At first, most of the actors were quite stiff with awkward looks directly into the camera. The dialogue sounded like it was being read.


There were odd, lingering looks between Violet and Klaus, almost like they were two teenagers in love rather than siblings (particularly with Klaus’s “I never expected otherwise~” line).


And then there was the part where the children see someone walking toward them and say, “It only seems scary… because of all the mist…” when there is barely any mist! Unlike in the book, where Mr. Poe’s approach looked like this:

(Source: Brett Helquist's illustrations)

No wonder they were scared! But in the show? It’s quite obvious who’s approaching them:


So, yeah, it starts out a bit awkward and stays awkward for probably the first twenty minutes. After that, Count Olaf is introduced, and that’s when everything slowly starts to improve until it gets great. In fact, I would argue that Neil Patrick Harris’s best scenes in the entire show are in this episode.

The show uses both cheesy and witty humor that, while it can be "hit" or "miss," is "hit" more often than "miss." One joke that was particularly clever is when Count Olaf is frustrated with Sunny’s baby talk and says, “I don’t have time to learn a second language besides whatever it is I’m speaking right now.” This is funny on multiple levels. In the literal, in-universe sense, it’s funny because Count Olaf isn’t smart enough to know what language he’s speaking. But it’s also a nod to the fact that the series is dubbed in multiple languages, which means, in the meta, out-of-universe sense, he really can’t know what language he’s speaking.

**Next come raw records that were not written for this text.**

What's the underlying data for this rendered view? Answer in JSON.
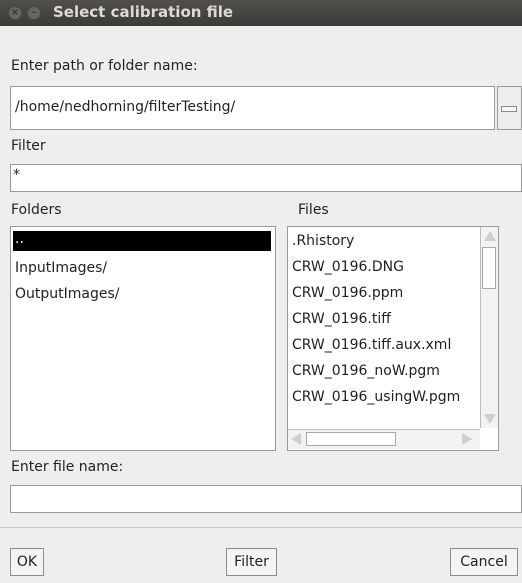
{
  "window": {
    "title": "Select calibration file"
  },
  "path": {
    "label": "Enter path or folder name:",
    "value": "/home/nedhorning/filterTesting/"
  },
  "filter": {
    "label": "Filter",
    "value": "*"
  },
  "folders": {
    "label": "Folders",
    "items": [
      {
        "name": "..",
        "selected": true
      },
      {
        "name": "InputImages/"
      },
      {
        "name": "OutputImages/"
      }
    ]
  },
  "files": {
    "label": "Files",
    "items": [
      ".Rhistory",
      "CRW_0196.DNG",
      "CRW_0196.ppm",
      "CRW_0196.tiff",
      "CRW_0196.tiff.aux.xml",
      "CRW_0196_noW.pgm",
      "CRW_0196_usingW.pgm"
    ]
  },
  "filename": {
    "label": "Enter file name:",
    "value": ""
  },
  "buttons": {
    "ok": "OK",
    "filter": "Filter",
    "cancel": "Cancel"
  },
  "icons": {
    "close": "close-icon",
    "minimize": "minimize-icon",
    "browse": "browse-icon"
  },
  "colors": {
    "titlebar": "#3c3b37",
    "selection": "#000000",
    "background": "#eeeeee"
  }
}
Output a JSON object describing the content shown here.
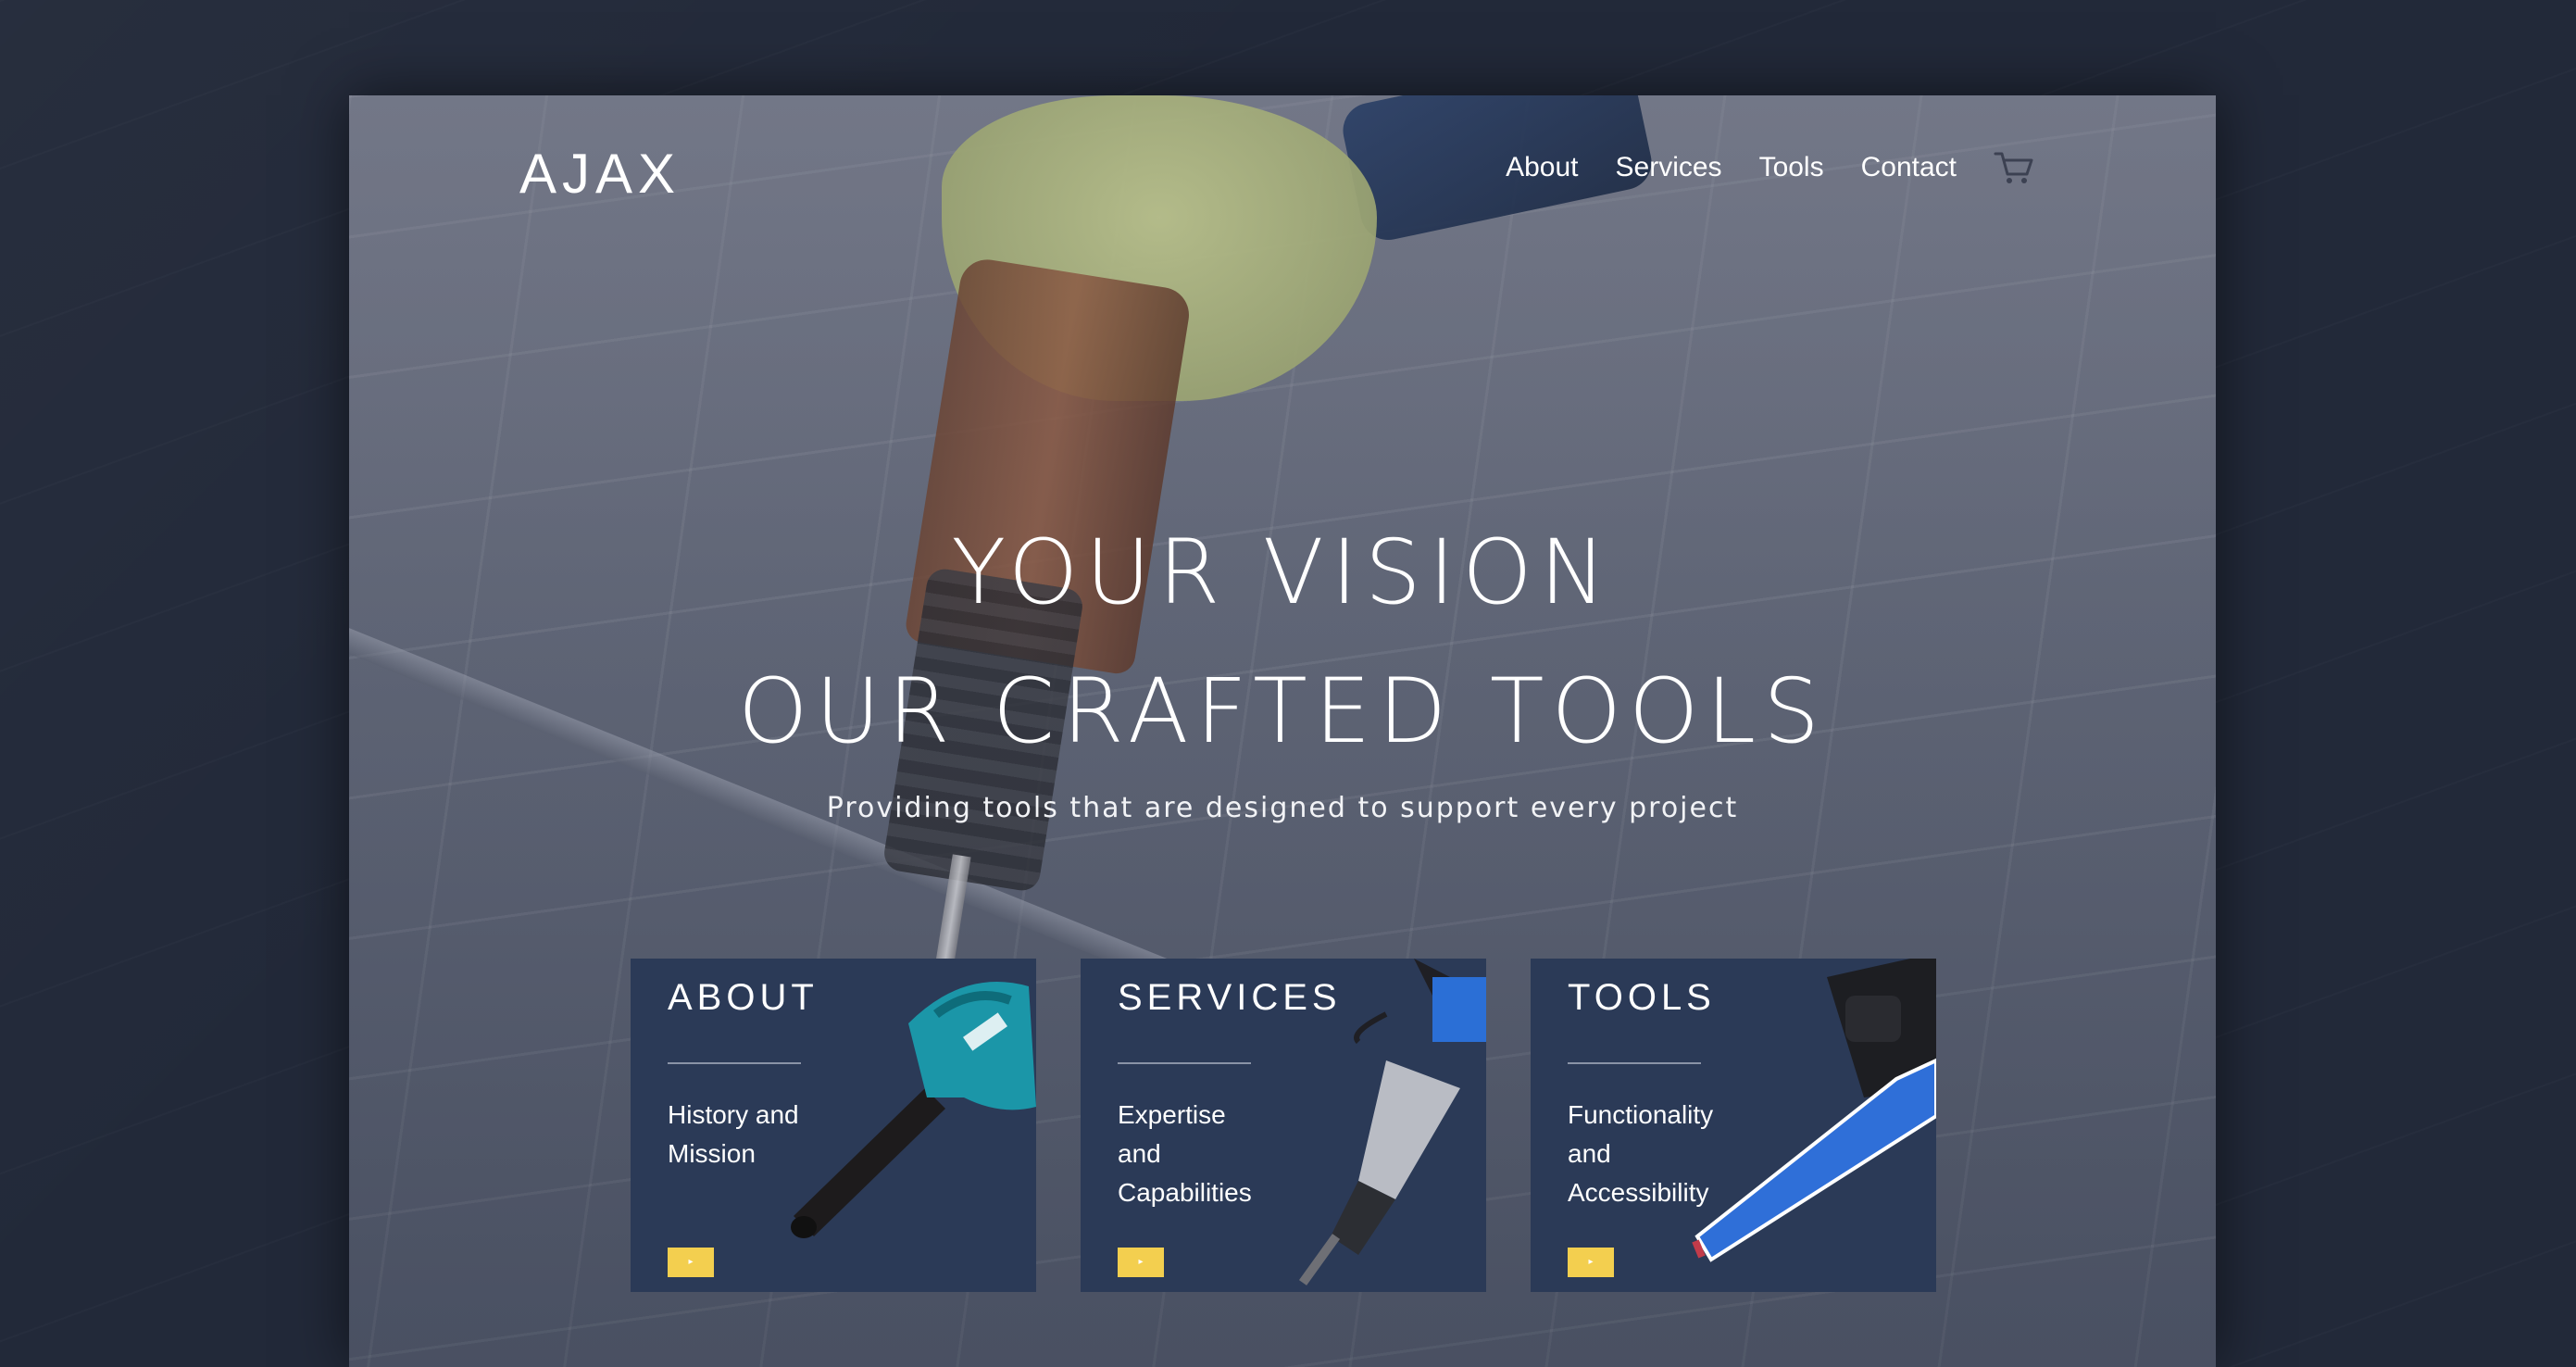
{
  "brand": {
    "logo": "AJAX"
  },
  "nav": {
    "items": [
      {
        "label": "About"
      },
      {
        "label": "Services"
      },
      {
        "label": "Tools"
      },
      {
        "label": "Contact"
      }
    ],
    "cart_icon": "shopping-cart-icon"
  },
  "hero": {
    "title_line1": "YOUR VISION",
    "title_line2": "OUR CRAFTED TOOLS",
    "subtitle": "Providing tools that are designed to support every project"
  },
  "cards": [
    {
      "title": "ABOUT",
      "description": "History and Mission",
      "button_icon": "play-icon",
      "image": "leaf-blower"
    },
    {
      "title": "SERVICES",
      "description": "Expertise and Capabilities",
      "button_icon": "play-icon",
      "image": "jackhammer"
    },
    {
      "title": "TOOLS",
      "description": "Functionality and Accessibility",
      "button_icon": "play-icon",
      "image": "chainsaw"
    }
  ],
  "colors": {
    "card_background": "#2b3a57",
    "button_accent": "#f3cf4f",
    "page_background": "#232a3b",
    "text": "#ffffff"
  }
}
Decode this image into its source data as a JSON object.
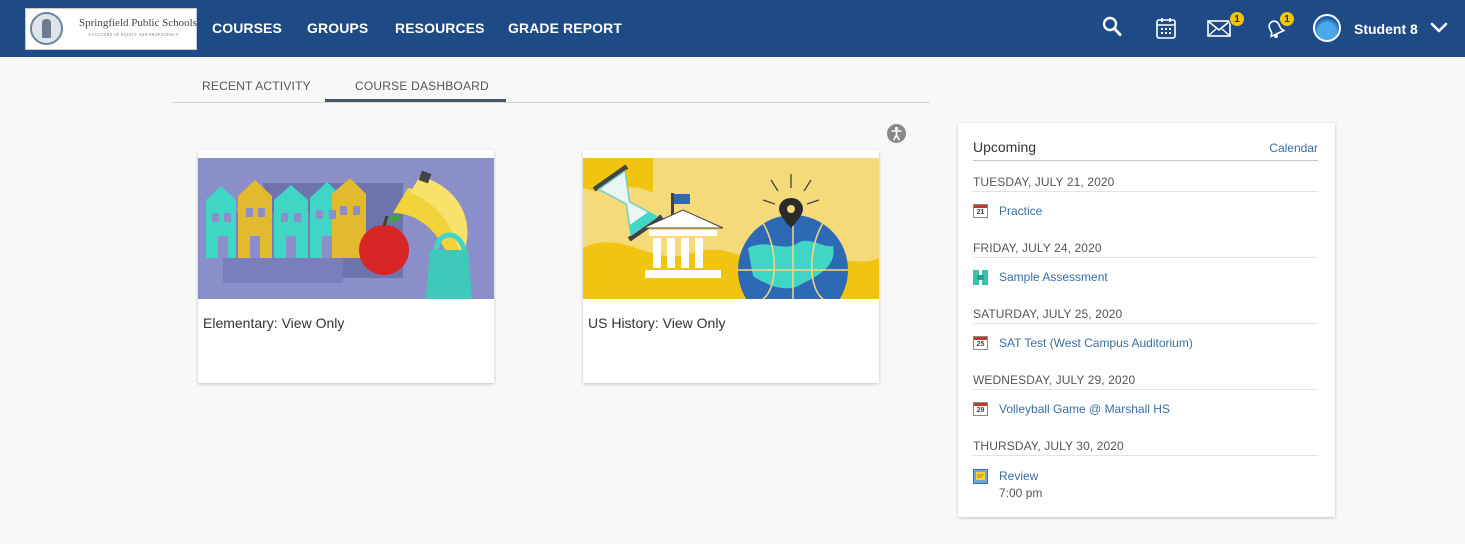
{
  "logo": {
    "name": "Springfield Public Schools",
    "tagline": "A CULTURE OF EQUITY AND PROFICIENCY"
  },
  "nav": {
    "links": [
      "COURSES",
      "GROUPS",
      "RESOURCES",
      "GRADE REPORT"
    ],
    "messages_badge": "1",
    "notifications_badge": "1",
    "username": "Student 8",
    "icons": [
      "search-icon",
      "calendar-icon",
      "mail-icon",
      "bell-icon",
      "chevron-down-icon"
    ]
  },
  "tabs": [
    {
      "label": "RECENT ACTIVITY",
      "active": false
    },
    {
      "label": "COURSE DASHBOARD",
      "active": true
    }
  ],
  "courses": [
    {
      "title": "Elementary: View Only",
      "theme_bg": "#8b8fc9"
    },
    {
      "title": "US History: View Only",
      "theme_bg": "#f5da7a"
    }
  ],
  "upcoming": {
    "title": "Upcoming",
    "calendar_link": "Calendar",
    "days": [
      {
        "date": "TUESDAY, JULY 21, 2020",
        "event": "Practice",
        "icon": "calendar-icon",
        "icon_num": "21",
        "time": ""
      },
      {
        "date": "FRIDAY, JULY 24, 2020",
        "event": "Sample Assessment",
        "icon": "assessment-icon",
        "icon_num": "",
        "time": ""
      },
      {
        "date": "SATURDAY, JULY 25, 2020",
        "event": "SAT Test (West Campus Auditorium)",
        "icon": "calendar-icon",
        "icon_num": "25",
        "time": ""
      },
      {
        "date": "WEDNESDAY, JULY 29, 2020",
        "event": "Volleyball Game @ Marshall HS",
        "icon": "calendar-icon",
        "icon_num": "29",
        "time": ""
      },
      {
        "date": "THURSDAY, JULY 30, 2020",
        "event": "Review",
        "icon": "assignment-icon",
        "icon_num": "",
        "time": "7:00 pm"
      }
    ]
  },
  "colors": {
    "nav_bg": "#1e4a85",
    "link": "#3a6ea5",
    "badge": "#f1c40f"
  }
}
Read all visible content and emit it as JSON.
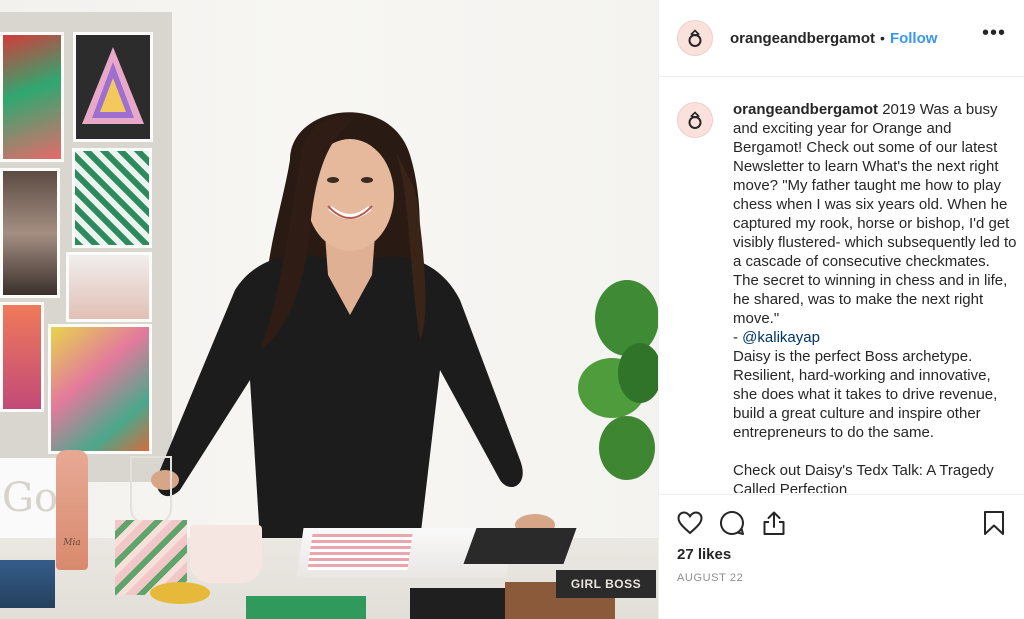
{
  "post": {
    "username": "orangeandbergamot",
    "follow_label": "Follow",
    "separator": "•",
    "more_label": "•••",
    "caption": {
      "username": "orangeandbergamot",
      "text_before_mention": " 2019 Was a busy and exciting year for Orange and Bergamot! Check out some of our latest Newsletter to learn What's the next right move? \"My father taught me how to play chess when I was six years old. When he captured my rook, horse or bishop, I'd get visibly flustered- which subsequently led to a cascade of consecutive checkmates. The secret to winning in chess and in life, he shared, was to make the next right move.\"\n- ",
      "mention": "@kalikayap",
      "text_after_mention": "\nDaisy is the perfect Boss archetype. Resilient, hard-working and innovative, she does what it takes to drive revenue, build a great culture and inspire other entrepreneurs to do the same.\n\nCheck out Daisy's Tedx Talk: A Tragedy Called Perfection"
    },
    "likes": "27 likes",
    "date": "AUGUST 22",
    "photo": {
      "bottle_label": "Mia",
      "box_label": "GIRL BOSS"
    },
    "icons": [
      "heart-icon",
      "comment-icon",
      "share-icon",
      "bookmark-icon",
      "ring-logo-icon"
    ],
    "colors": {
      "accent": "#3897f0",
      "mention": "#003569",
      "muted": "#8e8e8e"
    }
  }
}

On a different note, I’m really glad they included the references to Judaism. The Baudelaires are Jewish, as is the author of the books. I think it was really important to include that element, since it had such a huge hand in inspiring the series in the first place.

One thing I was really surprised about, however, was the fact that they decided to have Gustav Sebald die via poison darts. In the books, Count Olaf himself drowns Gustav in the Swarthy Swamp. But on the show, someone off-screen shoots him with a poison dart, and he then falls into a pool.


Now, I won’t name any names. But there is, infamously, only one character in the books who chose poison darts as their modus operandi. And it’s not Count Olaf. But… how could that person be the one who murdered Gustav? Is the show really taking it in that direction? Because that would be a major change to the books if so.